The Glass City Marathon has less than 100 feet of net elevation change across 26.2 miles. That makes it one of the flattest marathon courses in the United States, and meaningfully flatter than courses that market themselves as flat.
For comparison: Chicago Marathon, the most famous flat marathon in the country, has approximately 260 feet of total elevation gain. The Glass City Marathon has less than half of that. One runner who'd finished both said Toledo "felt way flatter to me" than Chicago, which is a remarkable statement about a race in a city most runners have never heard of.
The course runs through residential neighborhoods (Ottawa Hills, Sylvania), through the Wildwood Metropark system on paved trails, and along a straight rail trail for the final stretch. At no point on the course would a reasonable person describe any section as a "hill." There are one or two very subtle grade changes that some runners notice and most don't. The surface alternates between paved roads and asphalt bike trail, both smooth and well-maintained.

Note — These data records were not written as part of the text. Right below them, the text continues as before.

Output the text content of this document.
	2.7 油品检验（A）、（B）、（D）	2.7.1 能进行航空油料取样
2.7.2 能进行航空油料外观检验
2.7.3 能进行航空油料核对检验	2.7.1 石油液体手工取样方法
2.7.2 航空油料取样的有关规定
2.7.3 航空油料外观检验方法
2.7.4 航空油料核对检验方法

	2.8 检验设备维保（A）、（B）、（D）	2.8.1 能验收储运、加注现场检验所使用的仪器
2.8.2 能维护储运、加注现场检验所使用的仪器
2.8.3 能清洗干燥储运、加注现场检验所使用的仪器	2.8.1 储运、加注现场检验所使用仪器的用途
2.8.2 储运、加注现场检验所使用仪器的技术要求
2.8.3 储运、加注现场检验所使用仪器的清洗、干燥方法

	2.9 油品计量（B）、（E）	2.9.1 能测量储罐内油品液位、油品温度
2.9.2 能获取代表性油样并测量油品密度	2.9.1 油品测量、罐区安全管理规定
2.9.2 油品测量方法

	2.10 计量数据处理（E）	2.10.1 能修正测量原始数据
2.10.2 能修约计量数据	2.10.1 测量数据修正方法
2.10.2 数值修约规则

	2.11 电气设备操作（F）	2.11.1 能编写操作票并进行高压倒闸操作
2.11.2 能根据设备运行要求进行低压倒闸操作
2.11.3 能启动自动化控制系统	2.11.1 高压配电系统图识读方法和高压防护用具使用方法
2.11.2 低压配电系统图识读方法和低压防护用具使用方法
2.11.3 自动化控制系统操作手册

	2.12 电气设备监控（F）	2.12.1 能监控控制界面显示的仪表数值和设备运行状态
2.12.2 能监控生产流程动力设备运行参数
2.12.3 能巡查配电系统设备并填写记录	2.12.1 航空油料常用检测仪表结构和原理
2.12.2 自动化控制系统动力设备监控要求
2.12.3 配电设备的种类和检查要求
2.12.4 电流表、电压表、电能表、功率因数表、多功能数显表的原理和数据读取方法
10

For BQ-chasers, this profile means your pacing math is simple. There are no terrain-driven adjustments to make. Your even-effort pace is your even-split pace. You don't need to budget extra seconds for hills or plan to make up time on descents. The course takes terrain out of the equation entirely and lets your fitness determine your finish time.
The one caveat: flat doesn't mean easy on tired legs. After 20 miles, even a perfectly flat surface feels like resistance. And the rail trail in the final miles, while dead flat, is psychologically demanding because there are no visual breaks or spectator energy to distract from the effort. Flat eliminates terrain as an excuse. It doesn't eliminate the marathon.